With these factors reversing, and the tax treatment of housing having been made less attractive, we would expect any shift in household behaviour to be focused on the level of residential investment in the future – not consumption more generally. As a result, the shift in behaviour is more likely to be sector-specific – not a complete rebalancing of households’ preference for consumption more generally.
But the external factors matter
So, if the world returns to normal it is our view that the behaviour of the New Zealand economy throughout its cycle would also return to normal. However, this outcome is not what we are forecasting.
There have been fundamental "exogenous shocks" to the global economy that we do not expect to disappear in the foreseeable future. For example, these shocks include:
- the credit crisis and its impact on credit markets
- the price of our commodity exports
- what New Zealand pays for manufactured goods imports?
- changes to the type of product being demanded from overseas – due to changes in where New Zealand sells
- tax and policy changes.
All five of these central factors appear to have changed fundamentally over recent years.
The introduction of new regulations in credit markets, combined with significant consolidation in the industry (both domestically and overseas) implies that credit conditions will remain tighter than they were in the mid-2000s.
Rising demand from China, the introduction of biofuel regulations, and changes to the protectionist policies in overseas markets will all lead to structurally higher export prices going forward. With demand for manufactured goods weak, we expect New Zealand to experience a persistent increase in its terms of trade.
Finally, changes to the taxation of property and a switch from income tax to a higher GST will have an impact on where people put their money, and when they decide to consume income.
These external factors will have large, long-term, effects – some of them negative, some of them positive. However, given that these "exogenous shocks" have been observed before we can use our models to discuss what their impact will be.
Rebalancing has been used as a central reason why analysts are saying this time is different – and why many people are forecasting a weak economy for a long time even while forecasting strong terms of trade and a recovering global economy.
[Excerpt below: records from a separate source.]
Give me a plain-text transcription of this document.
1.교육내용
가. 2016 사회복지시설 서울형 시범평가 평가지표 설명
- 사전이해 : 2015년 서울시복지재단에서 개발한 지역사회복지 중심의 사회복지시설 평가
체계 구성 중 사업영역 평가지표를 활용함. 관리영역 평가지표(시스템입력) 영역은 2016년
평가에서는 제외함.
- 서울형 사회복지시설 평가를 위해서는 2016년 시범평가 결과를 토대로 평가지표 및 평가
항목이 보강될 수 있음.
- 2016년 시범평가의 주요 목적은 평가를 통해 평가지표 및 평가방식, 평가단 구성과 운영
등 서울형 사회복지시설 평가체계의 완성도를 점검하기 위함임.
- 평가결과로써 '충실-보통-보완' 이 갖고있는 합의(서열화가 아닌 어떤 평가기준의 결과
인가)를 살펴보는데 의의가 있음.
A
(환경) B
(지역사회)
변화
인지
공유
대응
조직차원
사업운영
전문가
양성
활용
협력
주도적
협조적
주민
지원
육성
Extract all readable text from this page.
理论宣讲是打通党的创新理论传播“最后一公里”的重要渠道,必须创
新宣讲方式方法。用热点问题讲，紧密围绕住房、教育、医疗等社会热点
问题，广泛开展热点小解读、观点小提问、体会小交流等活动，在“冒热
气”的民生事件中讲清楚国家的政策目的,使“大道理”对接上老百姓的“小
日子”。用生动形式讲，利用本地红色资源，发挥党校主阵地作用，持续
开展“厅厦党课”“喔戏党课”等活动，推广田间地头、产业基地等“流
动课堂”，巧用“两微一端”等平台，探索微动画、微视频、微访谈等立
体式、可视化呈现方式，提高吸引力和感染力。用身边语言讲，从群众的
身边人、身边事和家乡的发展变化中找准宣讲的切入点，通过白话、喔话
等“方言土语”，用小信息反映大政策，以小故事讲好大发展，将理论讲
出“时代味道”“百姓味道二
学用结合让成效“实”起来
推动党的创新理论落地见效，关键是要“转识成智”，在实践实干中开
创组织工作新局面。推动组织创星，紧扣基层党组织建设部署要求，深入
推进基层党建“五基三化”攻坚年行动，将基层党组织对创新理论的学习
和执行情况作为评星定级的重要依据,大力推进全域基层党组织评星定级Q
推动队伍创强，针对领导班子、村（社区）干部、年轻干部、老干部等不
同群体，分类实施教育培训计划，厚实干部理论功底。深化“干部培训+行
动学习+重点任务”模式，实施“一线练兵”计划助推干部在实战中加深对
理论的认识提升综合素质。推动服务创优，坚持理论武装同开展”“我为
However, as discussed above, we do not believe the core rebalancing story holds up to scrutiny.
Importantly, household consumption has not been wildly out of line with historical norms, and it isn’t clear that the current response by households is outside the realms of a typical cyclical response to falling real house prices and rising unemployment.
As a result, outside of a negative “external shock" (eg a significant fall in the terms of trade) we cannot see consumption growth remaining anaemic over the next three years – contrary to the views of the Reserve Bank and many other analysts.